Quelques instants passent, puis un médecin rentre, salue platement les personnes présentes dans la salle, et, sous la surveillance de deux infirmières et d'un de ses collègues, finit par présenter seringue remplie d'un liquide translucide. Le cœur de Nova manque un battement. Une nouvelle fois, on lui demande si elle est bien sûre et certaine de son choix, au point qu'elle finit par soupirer, lasse d'entendre encore et encore cette question depuis des mois maintenant.

Un ange passe. Pas un mot n'est prononcé alors que l'aiguille s'enfonce dans une des veines de la malade, qui sourit doucement. Le personnel reste dans un coin, sans se faire remarquer.
Si Nova ne les a pas remarqué, Natsume les voit, lui, les traces rouges dans les paumes de Katya, griffées par ses propres ongles jusqu'au sang. Mais elle ne pleure pas, encore, la tête posée contre la poitrine de sa petite-amie, l'oreille près de son cœur, pour pouvoir en entendre les battements jusqu'au dernier moment
Mais finalement, ce n'est pas Katya qui craque. Non, à la place, ce sont les yeux de Nova qui s'humidifient, et ses bras frêles finissent par serrer le corps de l'autre contre elle, alors que des pleurs lui échappent sans qu'elle ne puisse les contrôler.

« P-pardon... »

Katya sait qu'elle n'a pas beaucoup de temps. Plus grand chose, à vrai dire, alors elle s'empresse de déposer un baiser chaste mais empli de tendresse sur ses lèvres, puis de la forcer à relever le regard pour lui offrir le sourire le plus sincère qu'elle peut faire naître en cet instant où tout son être se déchire de l'intérieur.  

« Je t'aime, tu sais ? »

Nova hoche de la tête aussi vivement qu'elle le peut, mais on sent déjà dans ses gestes une certaine lenteur. Sa respiration semble se calmer tandis que Katya la pousse à poser sa tête sous son menton, pour qu'elle puisse s'enfouir et se cacher, calmée par l'odeur qui inhibe ses narines et la présence douce, rassurante et chaude contre elle. Les sanglots disparaissent, remplacés par le son des inspirations et expirations de Nova contre Katya.
Petit à petit, elles se font plus longues. La borgne embrasse le sommet du crâne de la jeune femme, et encore une fois après cela, jusqu'à ce qu'elle ne sente que la poitrine de l'autre ralentit son mouvement. Elle s'écarte un peu, les yeux écarquillés et remarque que la malade a fermé les siens.
Les bips aigus continuent pourtant, même si la machine montre que les battements diminuent peu à peu en intensité et que leur rythme s'est fait moindre.
Katya resserre un peu sa prise, et l'atmosphère se fait de plus en plus lourde.
Puis, finalement, un son strident résonne dans la pièce.

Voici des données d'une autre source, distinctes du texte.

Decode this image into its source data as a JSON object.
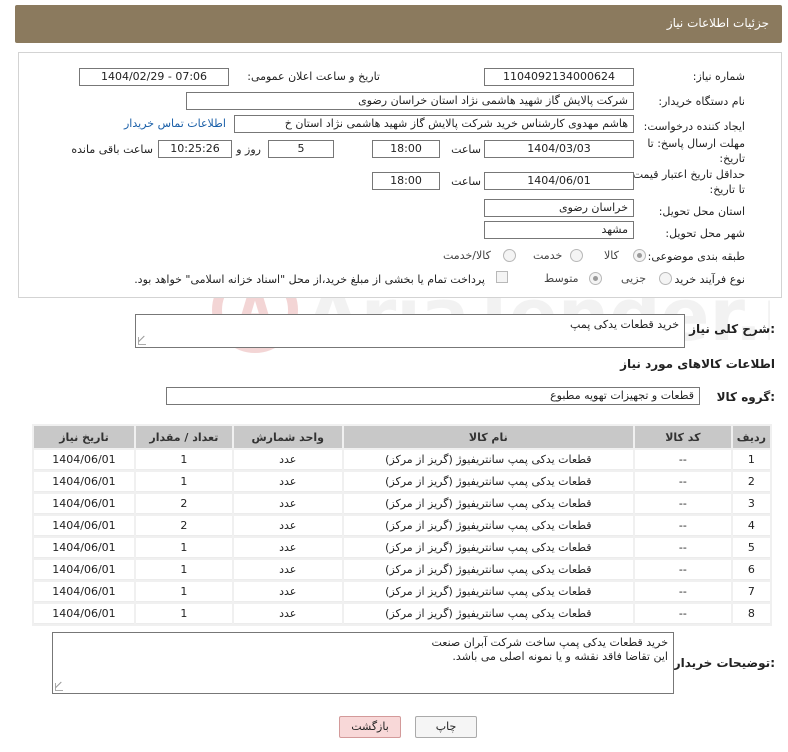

Les médecins, respectueusement, vont débrancher les machines dans un silence religieux. Personne n'ose dire quoi que ce soit. Un geignement résonne alors dans la pièce, jusqu'à ce que les épaules de Katya ne commencent à tressauter. Puis finalement, elle pleure, de toutes ses forces, à s'en déchirer la voix, au point que sa vision ne doit être plus qu'un tas d'images floues.
Natsume est le premier à réagir, à sortir de cette transe lourde et pesante qui semblait tous les paralyser. Il n'attend pas pour se rapprocher, il vient attraper la borgne contre elle, l'emprisonne dans ses bras alors qu'elle hurle, sous les regards peinés, parfois humides, des autres témoins. Il serre les dents en la sentant le blesser à cause de la force de sa poigne, et n'abandonne pas avant qu'elle n'ait fini par cesser de se battre, et finalement pleurer toutes les larmes de son corps contre lui.
Nova s'était toujours battue. Et maintenant, c'était à leur tour ; il  leur faudrait trouver cette énergie pour trouver la force de continuer, et que cet esprit les accompagne. Mais ils déposaient les armes aujourd'hui, vaincus par une douleur qui resterait à jamais enracinée dans leurs cœurs.